After Botha suffered a stroke, his succesor, F. W. de Klerk released 71-year-old Mandela and legalised all formerly outlawed parties.

Addressing crowds in Dublin in 1990 (Dublin was the first capital city in the world to grant him Freedom of the City status) and also the Oireachtas, he said that the people of Africa, and the people of Ireland “should be free to govern themselves and to determine their destiny”.

Mandela’s staunch support for the Republican Movement led to senior Ulster Unionist Party politician Frank Millar describing him as a “black Provo”. During a meeting with Gerry Adams in South Africa on the 20th anniversary of the 1981 Hunger Strike, Mandela described Sinn Féin as “an old friend and ally” for supporting us “very strongly during the anti-apartheid struggle”.

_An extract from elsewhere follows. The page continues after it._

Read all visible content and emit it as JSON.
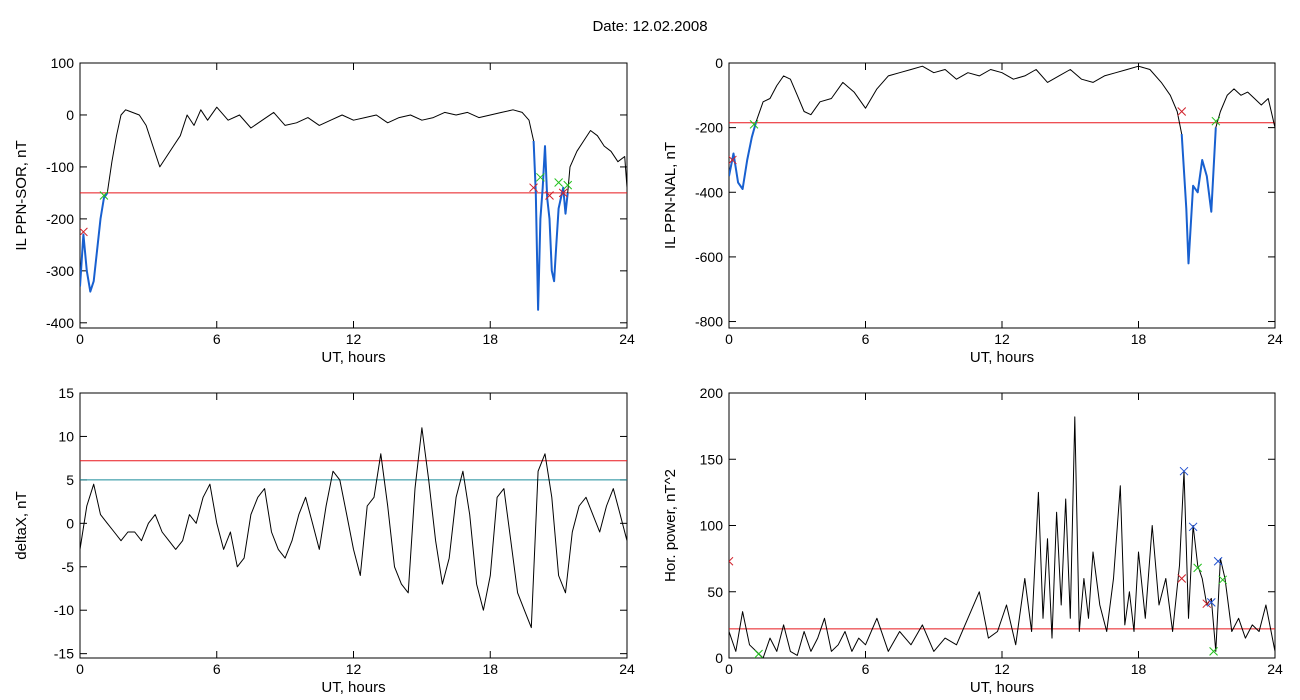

In 1995, the ANC invited senior members of Sinn Féin to South Africa to discuss a peace process in Ireland. The British Government lobbied hard to stop the meeting. Mandela, then elected president by a landslide in the first free and democratic elections in South Africa,  defied them, having his photo taken shaking Gerry Adams’s hand. Many more meetings between the ANC and Sinn Féin took place throughout the following years in both Ireland and South Africa. Former MK activists even came to Ireland to visit republican POWs in prison to discuss the negotiations and tactics.

As the media continues to debate and wrestle with Mandela’s legacy, for oppressed people across the globe he will continue to be an inspiration.